Половина седьмого утра. Лоренса будит крайне отвратительный звон будильника, который будто кричал на ухо, что ему не спастись. Агрессивно шлёпнув рукой по нему, парень поднимается с кровати и, завязав на себе халат, идёт в ванную. Всё же здорово иметь личную ванную комнату. Только твоя щётка, только твои полотенца и только ты наступаешь мокрыми ногами на коврик у ванны. Почистив зубы и сходив в туалет, Лоренс разделся и принял горячую ванну, что было каждодневным его ритуалом. Проведя утренние сорок минут спокойствия и счастья в ванной, он спешно собирается на учебу. К половине восьмого в столовой семью уже ждет завтрак — теплый, ароматный, но приготовленный без единой капельки человеческих чувств. Семья собирается за столом и молча завтракает. Мать часто посматривает на сына, будто так и хочет что-то сказать, но благородная натура все же не позволяет женщине заговорить за едой. Лоренс поглощает ровно половину от того, что положено съедать, и заканчивает завтрак. По традиции попрощавшись с членами семьи поклоном, он чуть ли не бегом идёт за своими сумкой и скрипкой. Собрав все вещи, он надевает пиджак от одного из самых дорогих костюмов, зачёсывает рукой волосы назад и, обувшись, выходит к машине, уже стоявшей у ворот.       

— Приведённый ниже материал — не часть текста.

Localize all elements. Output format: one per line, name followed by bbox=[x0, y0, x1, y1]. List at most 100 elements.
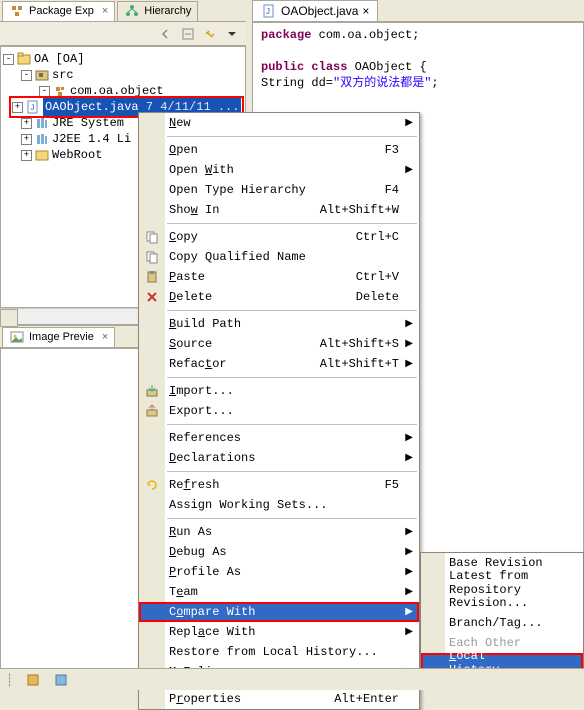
menu-item-copy-qualified-name[interactable]: Copy Qualified Name bbox=[139, 247, 419, 267]
menu-item-label: Restore from Local History... bbox=[169, 645, 378, 659]
menu-item-export[interactable]: Export... bbox=[139, 401, 419, 421]
package-explorer-toolbar bbox=[0, 22, 246, 46]
svg-text:J: J bbox=[30, 104, 35, 113]
menu-item-import[interactable]: Import... bbox=[139, 381, 419, 401]
expander-icon[interactable]: - bbox=[21, 70, 32, 81]
folder-icon bbox=[34, 147, 50, 163]
refresh-icon bbox=[143, 476, 161, 494]
compare-with-submenu[interactable]: Base RevisionLatest from RepositoryRevis… bbox=[420, 552, 584, 674]
link-with-editor-icon[interactable] bbox=[200, 24, 220, 44]
package-explorer-icon bbox=[9, 3, 25, 19]
menu-item-open-type-hierarchy[interactable]: Open Type HierarchyF4 bbox=[139, 180, 419, 200]
tab-label: OAObject.java bbox=[281, 4, 358, 18]
menu-item-declarations[interactable]: Declarations▶ bbox=[139, 448, 419, 468]
menu-shortcut: Ctrl+V bbox=[356, 270, 399, 284]
menu-item-new[interactable]: New▶ bbox=[139, 113, 419, 133]
close-icon[interactable]: × bbox=[102, 5, 108, 17]
tree-label: OAObject.java bbox=[45, 100, 139, 114]
copy-icon bbox=[143, 228, 161, 246]
submenu-arrow-icon: ▶ bbox=[405, 566, 413, 578]
submenu-arrow-icon: ▶ bbox=[405, 546, 413, 558]
submenu-arrow-icon: ▶ bbox=[405, 606, 413, 618]
menu-item-restore-from-local-history[interactable]: Restore from Local History... bbox=[139, 642, 419, 662]
menu-item-label: Branch/Tag... bbox=[449, 616, 543, 630]
menu-item-source[interactable]: SourceAlt+Shift+S▶ bbox=[139, 334, 419, 354]
menu-shortcut: Ctrl+C bbox=[356, 230, 399, 244]
tree-root[interactable]: - OA [OA] bbox=[3, 51, 243, 67]
menu-shortcut: Alt+Shift+W bbox=[320, 203, 399, 217]
menu-shortcut: Alt+Shift+T bbox=[320, 357, 399, 371]
menu-item-label: Team bbox=[169, 585, 198, 599]
menu-item-paste[interactable]: Paste Ctrl+V bbox=[139, 267, 419, 287]
editor-tab[interactable]: J OAObject.java × bbox=[252, 0, 378, 21]
menu-item-label: Properties bbox=[169, 692, 241, 706]
hierarchy-icon bbox=[124, 3, 140, 19]
menu-item-label: Assign Working Sets... bbox=[169, 498, 327, 512]
menu-item-open[interactable]: OpenF3 bbox=[139, 140, 419, 160]
menu-shortcut: F5 bbox=[385, 478, 399, 492]
expander-icon[interactable]: + bbox=[21, 118, 32, 129]
menu-item-build-path[interactable]: Build Path ▶ bbox=[139, 314, 419, 334]
menu-item-show-in[interactable]: Show InAlt+Shift+W bbox=[139, 200, 419, 220]
menu-item-label: Open Type Hierarchy bbox=[169, 183, 306, 197]
svg-text:J: J bbox=[266, 7, 270, 16]
menu-item-label: Build Path bbox=[169, 317, 241, 331]
menu-item-profile-as[interactable]: Profile As▶ bbox=[139, 562, 419, 582]
menu-item-label: Replace With bbox=[169, 625, 255, 639]
expander-icon[interactable]: + bbox=[12, 102, 23, 113]
package-explorer-tab[interactable]: Package Exp × bbox=[2, 1, 115, 21]
image-preview-tab[interactable]: Image Previe × bbox=[2, 327, 115, 347]
menu-item-assign-working-sets[interactable]: Assign Working Sets... bbox=[139, 495, 419, 515]
menu-item-open-with[interactable]: Open With▶ bbox=[139, 160, 419, 180]
menu-item-replace-with[interactable]: Replace With▶ bbox=[139, 622, 419, 642]
menu-item-references[interactable]: References▶ bbox=[139, 428, 419, 448]
submenu-arrow-icon: ▶ bbox=[405, 318, 413, 330]
back-icon[interactable] bbox=[156, 24, 176, 44]
java-file-icon: J bbox=[261, 3, 277, 19]
menu-item-label: Copy Qualified Name bbox=[169, 250, 306, 264]
menu-item-team[interactable]: Team▶ bbox=[139, 582, 419, 602]
submenu-arrow-icon: ▶ bbox=[405, 358, 413, 370]
menu-item-label: Paste bbox=[169, 270, 205, 284]
menu-item-refactor[interactable]: Refactor Alt+Shift+T ▶ bbox=[139, 354, 419, 374]
menu-item-delete[interactable]: Delete Delete bbox=[139, 287, 419, 307]
menu-item-properties[interactable]: Properties Alt+Enter bbox=[139, 689, 419, 709]
menu-shortcut: Delete bbox=[356, 290, 399, 304]
menu-item-label: Refresh bbox=[169, 478, 219, 492]
context-menu[interactable]: New▶OpenF3Open With▶Open Type HierarchyF… bbox=[138, 112, 420, 710]
menu-item-label: Export... bbox=[169, 404, 234, 418]
menu-item-label: Declarations bbox=[169, 451, 255, 465]
view-menu-icon[interactable] bbox=[222, 24, 242, 44]
submenu-arrow-icon: ▶ bbox=[405, 526, 413, 538]
close-icon[interactable]: × bbox=[102, 331, 108, 343]
hierarchy-tab[interactable]: Hierarchy bbox=[117, 1, 198, 21]
menu-item-label: Run As bbox=[169, 525, 212, 539]
source-folder-icon bbox=[34, 67, 50, 83]
tab-label: Hierarchy bbox=[144, 5, 191, 17]
menu-item-refresh[interactable]: Refresh F5 bbox=[139, 475, 419, 495]
expander-icon[interactable]: - bbox=[39, 86, 50, 97]
submenu-item-revision[interactable]: Revision... bbox=[421, 593, 583, 613]
tree-src[interactable]: - src bbox=[3, 67, 243, 83]
editor-tabbar: J OAObject.java × bbox=[252, 0, 584, 22]
collapse-all-icon[interactable] bbox=[178, 24, 198, 44]
menu-shortcut: Alt+Enter bbox=[334, 692, 399, 706]
menu-item-compare-with[interactable]: Compare With▶ bbox=[139, 602, 419, 622]
menu-item-label: Refactor bbox=[169, 357, 227, 371]
menu-item-label: Delete bbox=[169, 290, 212, 304]
menu-item-debug-as[interactable]: Debug As▶ bbox=[139, 542, 419, 562]
submenu-item-branch-tag[interactable]: Branch/Tag... bbox=[421, 613, 583, 633]
menu-item-run-as[interactable]: Run As ▶ bbox=[139, 522, 419, 542]
status-icon bbox=[53, 672, 69, 688]
package-explorer-tabbar: Package Exp × Hierarchy bbox=[0, 0, 246, 22]
menu-item-label: Copy bbox=[169, 230, 198, 244]
import-icon bbox=[143, 382, 161, 400]
menu-item-label: References bbox=[169, 431, 241, 445]
expander-icon[interactable]: - bbox=[3, 54, 14, 65]
tab-label: Package Exp bbox=[29, 5, 94, 17]
submenu-item-latest-from-repository[interactable]: Latest from Repository bbox=[421, 573, 583, 593]
close-icon[interactable]: × bbox=[362, 4, 369, 18]
menu-item-copy[interactable]: Copy Ctrl+C bbox=[139, 227, 419, 247]
expander-icon[interactable]: + bbox=[21, 150, 32, 161]
expander-icon[interactable]: + bbox=[21, 134, 32, 145]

Де Витри так рвался на учёбу только потому, что всегда мог проехать с Френсисом мимо пекарни и купить там пару булочек с корицей, которые готовит чудесная женщина с большими и тёплыми руками.       

Лоренс садится в машину, бросает скрипку назад и пристёгивается. 

— Доброе утро, господин. Как вы себя чувствуете? Вас уже покинуло чувство растерянности перед выступлением? — заводя машину, говорил отдохнувший и радостный Френсис. 

— Доброе утро. Думаю, я чувствую себя не очень хорошо. Я снова безумно голоден. Надеюсь, мои страхи пропадут, если мы заедем к той женщине. Я уверен, ты хочешь чудесную булочку с корицей, — произносил смотрящий в окно на пожелтевшие листья Лоренс. 

— Вы снова не ели дома? Господин, так вы можете заболеть, — начав выезжать за территорию усадьбы, читал нотацию Френсис. 

— Я не могу там есть. Еда в доме мерзкая. Она безвкусная. Готовится без чувств, лишь бы выглядело хорошо. Тебе сложно отвезти меня поесть? — немного расстроившись, тихо, себе под нос, ворчал де Витри. 

— Господин, я каждое утро вожу вас через ту пекарню. Вы думаете, мне сложно и дальше это делать? Я переживаю за Вас, Вы совсем худой. Посмотрите на меня, я крепкий и здоровый, потому что хорошо ем, — улыбаясь и смотря на дорогу, твердил водитель. 

— Я просто не люблю есть дома, вот и все. Не такой уж я и худой. Это гены...       

Вид из окна открывался мрачный. Но не настолько мрачный, насколько ужасным выглядит лицо матери для Лоренса. С наступлением осени в городе всё реже стало появляться солнце, и всё чаще — тучи. Ветер с каждым днём становился всё холоднее, а люди постепенно всё теплее и теплее одевались. В кафе стали подавать горячий шоколад и глинтвейн. Возрос спрос и на свежеиспечённую выпечку. Многие поэты описывали осень как прекрасное время года, но осенние дни в Оксфорде не были особенными. Наверное, Лоренс был просто не в силах видеть ту нежность тёплых прикосновений рук осенью, ту романтику во время прогулок под дождем...       

Постепенно машина проехала почти половину города и остановилась у маленького магазинчика. 

— Спасибо, Френсис. Я быстро, — уже отстёгивая ремень безопасности и выпрыгивая из машины, говорил де Витри.       

Он добежал до магазина, где его с радостной улыбкой встретила та самая женщина-пекарь. Она без слов положила в два бумажных пакета по булочке с корицей и, пожелав доброго утра и приятного аппетита, отпустила клиента.       

Вернувшись в машину, Лоренс отдал Френсису его булочку и пристегнул ремень. 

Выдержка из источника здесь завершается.